April 2016 Management Minute

“Servant Leadership”

by Chris Reinhardt, feedlot specialist

What is a leader? There are many appropriate responses that are all good and right and true. George Patton was a leader. As was his boss, Dwight Eisenhower (a good Kansas boy). Patton is legendary for his swagger and aggression; Eisenhower is iconic for his serious, pensive, decision-making and consensus-building. Outspoken autocrat vs. quiet, thoughtful team-builder.

Both Patton and Ike were successful and highly-effective leaders. However, which of these great generals practiced a leadership style that is likely to be applicable to your workplace in the modern business environment where good employees have options of other places to work?

In battle, democracy doesn’t work above the squad level. When bullets are flying and bombs are exploding, and lives are in jeopardy, decisions must be made and orders must be followed—immediately. Patton won battles, but Ike won the war. Winning a battle requires a short-term strategy of exploiting your own strengths and your enemy’s weaknesses. But winning the war required not just military strategy but political strategy as well—something Patton was likely not good at or even cared greatly about.

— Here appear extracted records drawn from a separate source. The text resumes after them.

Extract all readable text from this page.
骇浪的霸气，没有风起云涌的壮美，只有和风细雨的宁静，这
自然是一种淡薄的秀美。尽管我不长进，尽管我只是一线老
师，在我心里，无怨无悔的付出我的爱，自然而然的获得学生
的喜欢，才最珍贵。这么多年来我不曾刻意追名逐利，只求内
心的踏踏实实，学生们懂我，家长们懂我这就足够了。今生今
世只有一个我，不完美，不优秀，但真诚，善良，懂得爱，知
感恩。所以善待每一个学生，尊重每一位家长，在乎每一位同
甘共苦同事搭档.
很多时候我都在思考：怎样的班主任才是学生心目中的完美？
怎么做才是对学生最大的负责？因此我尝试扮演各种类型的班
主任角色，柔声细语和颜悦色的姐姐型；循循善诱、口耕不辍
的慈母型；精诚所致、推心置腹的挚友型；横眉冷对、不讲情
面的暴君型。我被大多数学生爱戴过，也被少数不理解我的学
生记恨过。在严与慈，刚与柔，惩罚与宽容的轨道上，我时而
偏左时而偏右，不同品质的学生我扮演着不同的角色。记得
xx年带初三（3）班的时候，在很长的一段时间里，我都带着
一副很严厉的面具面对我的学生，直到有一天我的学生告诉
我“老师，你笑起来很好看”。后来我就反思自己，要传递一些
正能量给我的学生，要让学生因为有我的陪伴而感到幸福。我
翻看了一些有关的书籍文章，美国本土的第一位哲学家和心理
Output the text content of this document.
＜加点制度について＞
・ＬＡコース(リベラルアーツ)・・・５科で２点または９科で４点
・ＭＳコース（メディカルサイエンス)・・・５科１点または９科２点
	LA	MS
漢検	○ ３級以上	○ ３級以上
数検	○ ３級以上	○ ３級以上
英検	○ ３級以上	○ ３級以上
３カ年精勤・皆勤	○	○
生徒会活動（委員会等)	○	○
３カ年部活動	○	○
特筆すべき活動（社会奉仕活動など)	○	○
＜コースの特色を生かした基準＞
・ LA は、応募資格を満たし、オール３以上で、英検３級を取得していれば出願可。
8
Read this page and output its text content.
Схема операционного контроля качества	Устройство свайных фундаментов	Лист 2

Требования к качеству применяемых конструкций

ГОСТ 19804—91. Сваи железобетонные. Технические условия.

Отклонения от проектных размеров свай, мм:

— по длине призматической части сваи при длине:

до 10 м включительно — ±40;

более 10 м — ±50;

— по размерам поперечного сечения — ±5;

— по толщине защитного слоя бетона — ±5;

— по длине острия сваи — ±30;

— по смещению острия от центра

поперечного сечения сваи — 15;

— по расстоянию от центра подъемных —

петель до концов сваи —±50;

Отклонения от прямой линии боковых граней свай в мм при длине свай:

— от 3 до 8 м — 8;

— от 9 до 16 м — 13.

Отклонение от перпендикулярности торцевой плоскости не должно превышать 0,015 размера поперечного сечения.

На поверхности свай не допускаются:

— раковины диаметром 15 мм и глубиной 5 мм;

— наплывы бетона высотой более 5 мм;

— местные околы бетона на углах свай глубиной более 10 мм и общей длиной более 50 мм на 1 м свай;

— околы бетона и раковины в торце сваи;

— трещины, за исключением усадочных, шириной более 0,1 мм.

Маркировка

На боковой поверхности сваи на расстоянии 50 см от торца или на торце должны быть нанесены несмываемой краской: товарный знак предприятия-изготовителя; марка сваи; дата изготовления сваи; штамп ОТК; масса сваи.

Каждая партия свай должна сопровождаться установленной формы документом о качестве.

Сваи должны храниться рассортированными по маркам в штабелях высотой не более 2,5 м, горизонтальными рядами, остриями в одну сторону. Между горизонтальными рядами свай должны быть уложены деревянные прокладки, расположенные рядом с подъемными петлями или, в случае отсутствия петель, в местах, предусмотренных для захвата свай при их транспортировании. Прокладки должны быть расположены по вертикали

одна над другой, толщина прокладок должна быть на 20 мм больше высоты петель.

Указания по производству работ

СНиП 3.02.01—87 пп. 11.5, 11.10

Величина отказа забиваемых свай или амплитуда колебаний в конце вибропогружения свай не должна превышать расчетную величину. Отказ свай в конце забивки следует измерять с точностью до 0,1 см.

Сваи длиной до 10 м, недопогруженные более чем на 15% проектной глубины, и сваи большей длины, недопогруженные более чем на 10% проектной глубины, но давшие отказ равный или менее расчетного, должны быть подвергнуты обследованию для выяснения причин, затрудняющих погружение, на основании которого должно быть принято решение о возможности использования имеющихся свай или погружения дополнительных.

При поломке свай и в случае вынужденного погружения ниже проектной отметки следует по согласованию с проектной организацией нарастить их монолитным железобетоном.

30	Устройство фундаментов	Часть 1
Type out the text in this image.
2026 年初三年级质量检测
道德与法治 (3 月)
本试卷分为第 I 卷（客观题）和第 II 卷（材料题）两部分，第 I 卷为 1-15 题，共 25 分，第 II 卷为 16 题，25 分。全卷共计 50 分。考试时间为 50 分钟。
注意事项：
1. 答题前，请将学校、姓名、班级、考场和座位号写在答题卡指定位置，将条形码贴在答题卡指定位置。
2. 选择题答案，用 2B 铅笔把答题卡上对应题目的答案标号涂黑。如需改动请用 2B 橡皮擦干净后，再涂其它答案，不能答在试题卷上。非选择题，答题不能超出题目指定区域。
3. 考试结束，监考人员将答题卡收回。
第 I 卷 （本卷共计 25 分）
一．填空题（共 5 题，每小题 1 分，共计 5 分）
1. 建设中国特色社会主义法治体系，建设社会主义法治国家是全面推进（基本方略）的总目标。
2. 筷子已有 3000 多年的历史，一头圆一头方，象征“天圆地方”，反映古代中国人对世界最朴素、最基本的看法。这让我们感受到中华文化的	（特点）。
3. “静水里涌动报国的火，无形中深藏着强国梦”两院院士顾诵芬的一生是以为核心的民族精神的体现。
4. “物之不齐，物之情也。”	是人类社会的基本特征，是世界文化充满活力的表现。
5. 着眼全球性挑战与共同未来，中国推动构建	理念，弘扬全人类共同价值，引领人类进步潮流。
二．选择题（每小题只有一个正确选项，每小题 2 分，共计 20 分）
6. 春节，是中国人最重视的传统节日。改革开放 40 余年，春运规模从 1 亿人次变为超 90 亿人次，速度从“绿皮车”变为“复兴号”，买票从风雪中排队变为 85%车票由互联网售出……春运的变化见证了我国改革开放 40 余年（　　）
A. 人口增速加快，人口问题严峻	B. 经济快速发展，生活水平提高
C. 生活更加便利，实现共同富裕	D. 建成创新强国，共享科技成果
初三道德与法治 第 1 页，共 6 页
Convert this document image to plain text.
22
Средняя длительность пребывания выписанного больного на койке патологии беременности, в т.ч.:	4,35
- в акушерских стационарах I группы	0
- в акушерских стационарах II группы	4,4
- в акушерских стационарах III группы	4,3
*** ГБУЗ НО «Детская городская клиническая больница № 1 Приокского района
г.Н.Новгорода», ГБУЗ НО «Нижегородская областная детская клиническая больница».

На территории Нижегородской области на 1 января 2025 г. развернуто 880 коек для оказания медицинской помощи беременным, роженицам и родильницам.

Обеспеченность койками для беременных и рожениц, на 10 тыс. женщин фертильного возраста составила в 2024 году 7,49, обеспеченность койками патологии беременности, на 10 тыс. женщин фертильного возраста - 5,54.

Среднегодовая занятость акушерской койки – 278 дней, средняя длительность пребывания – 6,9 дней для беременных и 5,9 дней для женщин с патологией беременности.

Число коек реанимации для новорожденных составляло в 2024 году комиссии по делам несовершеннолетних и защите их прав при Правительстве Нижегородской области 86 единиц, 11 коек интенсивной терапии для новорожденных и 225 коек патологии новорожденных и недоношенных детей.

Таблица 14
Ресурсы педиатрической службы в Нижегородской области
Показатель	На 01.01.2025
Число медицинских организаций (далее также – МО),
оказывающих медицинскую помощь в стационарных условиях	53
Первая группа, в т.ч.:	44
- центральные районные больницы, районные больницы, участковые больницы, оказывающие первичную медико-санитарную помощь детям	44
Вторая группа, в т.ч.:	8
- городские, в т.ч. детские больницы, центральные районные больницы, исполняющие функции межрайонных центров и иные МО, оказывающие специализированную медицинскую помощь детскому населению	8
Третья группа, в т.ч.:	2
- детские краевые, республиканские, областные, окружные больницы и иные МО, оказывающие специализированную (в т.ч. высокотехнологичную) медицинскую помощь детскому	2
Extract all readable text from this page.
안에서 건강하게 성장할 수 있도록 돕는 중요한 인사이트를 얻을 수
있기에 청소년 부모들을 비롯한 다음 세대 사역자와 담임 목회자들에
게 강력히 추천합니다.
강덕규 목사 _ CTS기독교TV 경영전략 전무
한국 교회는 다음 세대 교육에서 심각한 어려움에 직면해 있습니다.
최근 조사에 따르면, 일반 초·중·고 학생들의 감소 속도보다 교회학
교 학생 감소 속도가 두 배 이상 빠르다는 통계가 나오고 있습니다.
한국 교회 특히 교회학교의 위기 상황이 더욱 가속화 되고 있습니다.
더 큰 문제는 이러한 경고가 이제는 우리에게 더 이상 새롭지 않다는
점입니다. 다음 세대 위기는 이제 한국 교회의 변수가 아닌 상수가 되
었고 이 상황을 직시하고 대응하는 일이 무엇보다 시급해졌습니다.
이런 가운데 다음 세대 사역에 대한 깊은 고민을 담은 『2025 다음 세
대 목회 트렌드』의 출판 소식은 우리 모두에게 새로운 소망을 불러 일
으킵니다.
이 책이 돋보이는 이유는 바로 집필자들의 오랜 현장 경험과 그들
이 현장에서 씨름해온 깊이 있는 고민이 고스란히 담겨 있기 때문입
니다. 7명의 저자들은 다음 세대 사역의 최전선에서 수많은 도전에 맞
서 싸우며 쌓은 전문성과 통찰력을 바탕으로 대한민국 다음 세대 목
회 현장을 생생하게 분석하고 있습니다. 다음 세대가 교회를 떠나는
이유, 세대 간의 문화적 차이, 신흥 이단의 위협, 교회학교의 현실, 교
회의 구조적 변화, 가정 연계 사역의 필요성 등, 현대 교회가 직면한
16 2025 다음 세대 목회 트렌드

Most employees will follow an autocratic leader if they trust the leader’s vision for the organization, and provided the work environment is not oppressive. However, if the contributions of ideas and strategy by individual employees which could help attain the corporate vision are continually ignored or suppressed by the leadership, creative, proactive employees will eventually lose their motivation. They will quit trying to make the workplace better and quit trying to improve the company. Enthusiasm wanes, and they will leave when the opportunity arises.

Your greatest strength, maximized, may be your greatest weakness. The visionary autocrat, without humility and compassion, will eventually be followed by uninspired automatons who must be dragged through their daily duties by the leadership. However, the visionary leader who routinely requests and welcomes input from the team will create a powerful synergy, harnessing the work ethic and creativity of the team to their own directional vision—the engine effectively synchronized with the steering wheel.